What happens when a black hole passes in front of a star? Einstein’s Theory of Relativity predicts that the gravity of the black hole would have incredible effects on visible light, bending it like a lens.
Adam McMaster has been using Einstein’s theory to look for black holes, and you can find them too! Find out how he’s finding rare types of stars and join him in his quest to identify the black holes and stars that he’s searching for.
This is a drop-in event, no booking is required.
Saturday 17 September, 11:00 – 16:30, The Clock Tower & Humberstone Gate, Leicester
Between Earth’s magnetic field and space there’s something known as the magnetosphere. When material, known as plasma, enters the magnetosphere we see beautiful technicolour patterns, which many of you may know as the Aurora Borealis, or Northern Lights.
Join Maria-Theresia Walach from Lancaster University to discover how we can use the Northern Lights to develop better computer models which help us to understand our atmosphere and uncover exciting secrets…
Thursday 15 September, 11:00 – 12:00, De Montfort University
For a spot of stargazing and a glimpse into the world of space and astronomy, become part of the live audience at a recording of the BBC’s much-loved programme, The Sky at Night: Question Time – hosted by Maggie Aderin-Pocock, Pete Lawrence, and Chris Lintott.

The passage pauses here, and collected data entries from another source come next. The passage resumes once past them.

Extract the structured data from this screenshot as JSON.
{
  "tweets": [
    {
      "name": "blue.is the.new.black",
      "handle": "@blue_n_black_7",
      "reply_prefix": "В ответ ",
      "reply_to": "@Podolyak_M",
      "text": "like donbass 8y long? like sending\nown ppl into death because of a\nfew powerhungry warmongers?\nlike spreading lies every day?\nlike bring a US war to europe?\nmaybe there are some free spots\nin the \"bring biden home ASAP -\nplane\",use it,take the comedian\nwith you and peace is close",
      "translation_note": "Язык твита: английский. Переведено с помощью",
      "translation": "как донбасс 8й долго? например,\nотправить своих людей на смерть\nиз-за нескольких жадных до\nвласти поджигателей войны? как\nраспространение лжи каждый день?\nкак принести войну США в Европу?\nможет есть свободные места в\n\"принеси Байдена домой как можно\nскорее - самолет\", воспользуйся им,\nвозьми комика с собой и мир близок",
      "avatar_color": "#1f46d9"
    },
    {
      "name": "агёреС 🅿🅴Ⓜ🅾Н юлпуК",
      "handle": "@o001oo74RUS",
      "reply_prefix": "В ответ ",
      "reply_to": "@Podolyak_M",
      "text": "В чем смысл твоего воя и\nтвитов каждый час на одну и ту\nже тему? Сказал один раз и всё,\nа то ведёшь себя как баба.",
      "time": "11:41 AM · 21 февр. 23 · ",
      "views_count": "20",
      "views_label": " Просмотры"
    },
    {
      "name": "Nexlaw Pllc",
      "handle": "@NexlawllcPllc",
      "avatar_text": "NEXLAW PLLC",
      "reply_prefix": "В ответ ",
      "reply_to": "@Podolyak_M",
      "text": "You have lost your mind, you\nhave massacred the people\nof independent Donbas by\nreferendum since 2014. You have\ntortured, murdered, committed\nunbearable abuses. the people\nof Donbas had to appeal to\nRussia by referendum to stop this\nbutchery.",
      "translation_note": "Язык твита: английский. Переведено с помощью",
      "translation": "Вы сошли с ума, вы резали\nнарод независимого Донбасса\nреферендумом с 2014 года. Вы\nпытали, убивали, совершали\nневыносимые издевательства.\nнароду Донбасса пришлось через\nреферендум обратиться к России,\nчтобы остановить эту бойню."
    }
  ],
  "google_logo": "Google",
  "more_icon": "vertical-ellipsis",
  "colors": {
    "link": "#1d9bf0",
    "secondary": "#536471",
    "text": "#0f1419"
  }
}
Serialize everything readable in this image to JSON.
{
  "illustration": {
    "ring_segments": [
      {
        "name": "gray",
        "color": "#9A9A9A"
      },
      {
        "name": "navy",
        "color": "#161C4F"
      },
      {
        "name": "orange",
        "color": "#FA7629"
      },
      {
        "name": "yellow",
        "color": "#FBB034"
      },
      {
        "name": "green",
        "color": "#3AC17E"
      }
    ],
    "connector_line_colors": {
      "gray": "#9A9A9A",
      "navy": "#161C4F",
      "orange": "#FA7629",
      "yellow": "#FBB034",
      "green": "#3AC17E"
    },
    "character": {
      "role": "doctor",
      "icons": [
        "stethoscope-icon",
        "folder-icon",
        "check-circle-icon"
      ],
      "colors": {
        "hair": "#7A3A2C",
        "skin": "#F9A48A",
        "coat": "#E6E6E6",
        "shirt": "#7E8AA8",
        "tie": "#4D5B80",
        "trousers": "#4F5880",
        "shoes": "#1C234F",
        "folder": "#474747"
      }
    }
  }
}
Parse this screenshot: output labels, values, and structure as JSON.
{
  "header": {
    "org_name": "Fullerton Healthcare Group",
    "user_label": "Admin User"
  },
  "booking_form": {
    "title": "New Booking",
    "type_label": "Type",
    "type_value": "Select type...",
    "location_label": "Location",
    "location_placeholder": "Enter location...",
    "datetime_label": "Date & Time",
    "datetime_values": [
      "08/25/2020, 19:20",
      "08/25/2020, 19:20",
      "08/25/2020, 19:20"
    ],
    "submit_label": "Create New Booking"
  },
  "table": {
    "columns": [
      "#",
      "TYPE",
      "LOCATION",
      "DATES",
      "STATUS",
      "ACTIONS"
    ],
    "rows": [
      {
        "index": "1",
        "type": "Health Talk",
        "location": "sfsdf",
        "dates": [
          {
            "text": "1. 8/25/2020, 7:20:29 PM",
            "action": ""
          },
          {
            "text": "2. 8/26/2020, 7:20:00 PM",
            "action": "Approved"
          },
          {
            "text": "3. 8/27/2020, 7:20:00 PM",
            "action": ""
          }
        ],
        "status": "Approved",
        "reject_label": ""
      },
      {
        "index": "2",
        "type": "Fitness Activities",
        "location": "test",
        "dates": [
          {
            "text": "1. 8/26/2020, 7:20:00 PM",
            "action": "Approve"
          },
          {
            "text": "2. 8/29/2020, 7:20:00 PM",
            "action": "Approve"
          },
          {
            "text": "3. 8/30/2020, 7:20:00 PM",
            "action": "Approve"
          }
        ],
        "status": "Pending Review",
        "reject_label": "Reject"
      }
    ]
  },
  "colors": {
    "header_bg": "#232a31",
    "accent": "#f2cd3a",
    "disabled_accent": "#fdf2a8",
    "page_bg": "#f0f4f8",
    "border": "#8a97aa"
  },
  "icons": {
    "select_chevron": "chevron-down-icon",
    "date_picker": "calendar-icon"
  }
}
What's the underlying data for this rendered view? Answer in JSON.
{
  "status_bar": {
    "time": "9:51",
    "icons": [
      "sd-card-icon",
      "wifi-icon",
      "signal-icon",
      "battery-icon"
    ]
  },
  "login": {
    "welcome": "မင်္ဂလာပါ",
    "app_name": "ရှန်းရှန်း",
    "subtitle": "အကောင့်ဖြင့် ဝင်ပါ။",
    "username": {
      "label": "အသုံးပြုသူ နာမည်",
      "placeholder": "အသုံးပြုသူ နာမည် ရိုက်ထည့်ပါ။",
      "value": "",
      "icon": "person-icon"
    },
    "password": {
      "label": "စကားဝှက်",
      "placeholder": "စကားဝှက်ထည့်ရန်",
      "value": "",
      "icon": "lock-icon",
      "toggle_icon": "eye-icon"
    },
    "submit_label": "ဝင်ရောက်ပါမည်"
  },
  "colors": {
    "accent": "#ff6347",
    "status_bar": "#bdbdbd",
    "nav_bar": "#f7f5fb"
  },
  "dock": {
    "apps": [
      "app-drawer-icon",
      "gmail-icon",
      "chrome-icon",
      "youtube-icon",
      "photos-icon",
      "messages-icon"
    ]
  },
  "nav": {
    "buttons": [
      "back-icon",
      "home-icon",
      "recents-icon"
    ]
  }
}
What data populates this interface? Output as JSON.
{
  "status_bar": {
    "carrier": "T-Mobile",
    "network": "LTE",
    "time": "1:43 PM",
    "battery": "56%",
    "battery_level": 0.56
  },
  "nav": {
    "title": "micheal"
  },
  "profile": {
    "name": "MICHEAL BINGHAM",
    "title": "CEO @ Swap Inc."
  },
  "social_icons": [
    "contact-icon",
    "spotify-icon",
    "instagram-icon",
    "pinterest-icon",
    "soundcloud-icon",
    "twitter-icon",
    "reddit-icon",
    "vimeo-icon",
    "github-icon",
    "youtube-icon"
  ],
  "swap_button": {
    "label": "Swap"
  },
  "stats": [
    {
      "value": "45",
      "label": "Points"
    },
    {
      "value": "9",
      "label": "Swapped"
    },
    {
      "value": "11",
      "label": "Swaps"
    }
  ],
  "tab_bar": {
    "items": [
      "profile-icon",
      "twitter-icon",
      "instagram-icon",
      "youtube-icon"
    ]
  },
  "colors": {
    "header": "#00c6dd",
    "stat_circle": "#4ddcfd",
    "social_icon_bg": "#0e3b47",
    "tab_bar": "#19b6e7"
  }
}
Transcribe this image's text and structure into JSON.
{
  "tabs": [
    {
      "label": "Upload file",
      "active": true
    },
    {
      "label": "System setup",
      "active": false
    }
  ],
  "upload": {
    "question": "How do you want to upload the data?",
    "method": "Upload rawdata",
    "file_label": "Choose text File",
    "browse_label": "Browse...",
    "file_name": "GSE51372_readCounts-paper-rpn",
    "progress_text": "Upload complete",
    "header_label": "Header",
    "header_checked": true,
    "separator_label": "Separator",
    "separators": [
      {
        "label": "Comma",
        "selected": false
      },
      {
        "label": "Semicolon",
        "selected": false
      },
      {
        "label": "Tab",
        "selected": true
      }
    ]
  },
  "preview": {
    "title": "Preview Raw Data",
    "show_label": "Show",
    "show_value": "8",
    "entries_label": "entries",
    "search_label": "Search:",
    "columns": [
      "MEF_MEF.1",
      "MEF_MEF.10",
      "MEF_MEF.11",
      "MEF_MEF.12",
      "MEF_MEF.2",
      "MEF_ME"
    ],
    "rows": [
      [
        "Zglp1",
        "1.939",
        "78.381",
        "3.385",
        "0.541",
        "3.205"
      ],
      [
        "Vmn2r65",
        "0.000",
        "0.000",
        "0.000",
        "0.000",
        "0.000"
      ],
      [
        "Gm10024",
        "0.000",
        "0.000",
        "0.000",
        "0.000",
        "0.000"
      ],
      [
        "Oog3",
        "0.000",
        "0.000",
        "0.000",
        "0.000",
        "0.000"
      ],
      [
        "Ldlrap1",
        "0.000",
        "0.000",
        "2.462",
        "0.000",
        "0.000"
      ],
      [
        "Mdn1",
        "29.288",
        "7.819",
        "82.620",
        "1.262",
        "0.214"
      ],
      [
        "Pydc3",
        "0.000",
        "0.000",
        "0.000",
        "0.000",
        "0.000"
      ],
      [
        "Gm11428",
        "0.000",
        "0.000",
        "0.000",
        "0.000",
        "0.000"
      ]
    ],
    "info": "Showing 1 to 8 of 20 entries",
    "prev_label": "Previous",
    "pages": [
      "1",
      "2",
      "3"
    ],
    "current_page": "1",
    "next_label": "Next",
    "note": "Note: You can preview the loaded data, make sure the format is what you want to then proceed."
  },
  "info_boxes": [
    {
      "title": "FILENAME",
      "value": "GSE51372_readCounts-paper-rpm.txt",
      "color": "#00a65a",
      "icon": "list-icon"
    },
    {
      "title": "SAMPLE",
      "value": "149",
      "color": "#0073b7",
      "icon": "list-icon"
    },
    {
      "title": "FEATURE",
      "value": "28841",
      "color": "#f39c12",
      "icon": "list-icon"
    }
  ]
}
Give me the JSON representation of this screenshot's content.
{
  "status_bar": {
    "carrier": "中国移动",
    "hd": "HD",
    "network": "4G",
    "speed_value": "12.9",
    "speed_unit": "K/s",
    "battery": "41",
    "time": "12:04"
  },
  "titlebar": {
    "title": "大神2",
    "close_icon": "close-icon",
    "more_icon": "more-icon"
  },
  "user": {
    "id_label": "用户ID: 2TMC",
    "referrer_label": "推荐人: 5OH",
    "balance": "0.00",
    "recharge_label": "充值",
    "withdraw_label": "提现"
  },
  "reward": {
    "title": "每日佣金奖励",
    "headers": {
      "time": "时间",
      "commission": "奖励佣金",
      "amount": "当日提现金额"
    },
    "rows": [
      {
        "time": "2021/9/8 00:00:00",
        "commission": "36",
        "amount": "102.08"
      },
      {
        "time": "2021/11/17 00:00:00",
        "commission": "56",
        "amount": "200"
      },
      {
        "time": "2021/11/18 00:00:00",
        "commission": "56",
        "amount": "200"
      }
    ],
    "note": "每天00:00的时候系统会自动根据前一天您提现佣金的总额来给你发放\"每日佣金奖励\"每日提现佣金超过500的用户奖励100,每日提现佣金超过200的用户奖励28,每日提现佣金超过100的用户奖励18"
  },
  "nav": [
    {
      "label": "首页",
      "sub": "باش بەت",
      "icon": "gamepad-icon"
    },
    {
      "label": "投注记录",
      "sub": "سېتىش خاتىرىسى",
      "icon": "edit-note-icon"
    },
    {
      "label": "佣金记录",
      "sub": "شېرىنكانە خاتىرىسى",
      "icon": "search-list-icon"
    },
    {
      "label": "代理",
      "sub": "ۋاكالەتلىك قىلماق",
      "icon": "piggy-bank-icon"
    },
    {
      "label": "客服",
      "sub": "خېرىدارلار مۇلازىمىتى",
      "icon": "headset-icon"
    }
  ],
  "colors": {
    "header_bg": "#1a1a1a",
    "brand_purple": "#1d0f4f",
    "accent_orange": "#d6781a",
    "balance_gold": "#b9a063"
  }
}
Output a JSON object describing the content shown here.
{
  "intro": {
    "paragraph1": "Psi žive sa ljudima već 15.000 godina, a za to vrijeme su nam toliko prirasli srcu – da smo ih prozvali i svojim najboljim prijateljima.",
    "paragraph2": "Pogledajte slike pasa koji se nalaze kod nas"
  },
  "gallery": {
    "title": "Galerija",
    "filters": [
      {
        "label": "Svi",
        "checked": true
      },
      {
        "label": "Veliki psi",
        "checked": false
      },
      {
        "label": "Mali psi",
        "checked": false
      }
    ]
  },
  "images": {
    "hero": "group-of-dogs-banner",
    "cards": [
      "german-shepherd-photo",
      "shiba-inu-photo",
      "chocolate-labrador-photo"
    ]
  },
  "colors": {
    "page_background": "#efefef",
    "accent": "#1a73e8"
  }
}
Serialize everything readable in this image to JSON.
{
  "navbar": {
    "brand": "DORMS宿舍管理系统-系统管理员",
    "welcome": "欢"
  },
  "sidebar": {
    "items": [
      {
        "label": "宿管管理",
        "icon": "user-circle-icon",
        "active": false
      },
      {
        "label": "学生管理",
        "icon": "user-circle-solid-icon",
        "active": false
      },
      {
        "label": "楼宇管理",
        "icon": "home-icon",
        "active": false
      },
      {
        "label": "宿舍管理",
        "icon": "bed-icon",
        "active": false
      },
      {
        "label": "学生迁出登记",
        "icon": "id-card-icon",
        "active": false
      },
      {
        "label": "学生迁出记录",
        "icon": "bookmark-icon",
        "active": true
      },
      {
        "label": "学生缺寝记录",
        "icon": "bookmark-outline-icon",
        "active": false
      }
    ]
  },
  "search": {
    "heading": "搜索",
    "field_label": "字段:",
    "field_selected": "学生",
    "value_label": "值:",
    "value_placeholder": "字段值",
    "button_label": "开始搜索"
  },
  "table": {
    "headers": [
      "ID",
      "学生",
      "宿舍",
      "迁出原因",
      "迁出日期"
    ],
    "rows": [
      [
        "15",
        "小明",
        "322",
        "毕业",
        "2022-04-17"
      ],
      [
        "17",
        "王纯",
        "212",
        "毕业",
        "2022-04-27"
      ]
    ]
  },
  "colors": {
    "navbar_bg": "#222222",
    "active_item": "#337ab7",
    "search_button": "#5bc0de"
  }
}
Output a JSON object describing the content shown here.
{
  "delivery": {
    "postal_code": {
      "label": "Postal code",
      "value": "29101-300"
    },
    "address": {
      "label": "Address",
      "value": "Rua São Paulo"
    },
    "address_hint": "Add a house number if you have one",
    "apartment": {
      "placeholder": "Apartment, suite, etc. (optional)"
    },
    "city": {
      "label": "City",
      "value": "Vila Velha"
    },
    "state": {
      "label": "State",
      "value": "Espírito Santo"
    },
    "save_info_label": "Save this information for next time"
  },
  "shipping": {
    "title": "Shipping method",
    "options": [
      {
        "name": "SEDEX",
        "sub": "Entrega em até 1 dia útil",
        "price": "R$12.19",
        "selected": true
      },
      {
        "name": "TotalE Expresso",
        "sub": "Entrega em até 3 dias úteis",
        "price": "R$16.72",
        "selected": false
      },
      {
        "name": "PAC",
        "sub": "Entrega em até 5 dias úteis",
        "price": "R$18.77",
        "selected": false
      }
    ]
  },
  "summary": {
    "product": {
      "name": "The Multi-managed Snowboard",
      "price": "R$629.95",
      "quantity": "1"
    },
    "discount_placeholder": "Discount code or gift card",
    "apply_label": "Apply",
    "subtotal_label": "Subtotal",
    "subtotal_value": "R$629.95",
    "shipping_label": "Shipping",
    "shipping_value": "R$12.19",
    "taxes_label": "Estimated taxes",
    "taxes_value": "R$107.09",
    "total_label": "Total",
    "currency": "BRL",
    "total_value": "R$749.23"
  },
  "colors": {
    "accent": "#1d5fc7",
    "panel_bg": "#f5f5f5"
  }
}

Do you have a question for the panel? Send it to the team using this email [email protected]
Wednesday 14 September, 17:45 – 19:30, De Montfort University
By sharing some of the first images from the James Webb Space Telescope, Piyal Samara-Ratna from Space Park Leicester will give us the details on some of the major projects that are bringing space closer to home.
He will take us beyond finding life on Mars and share how our understanding and the technology in space is helping with global issues, like climate change and addressing poverty.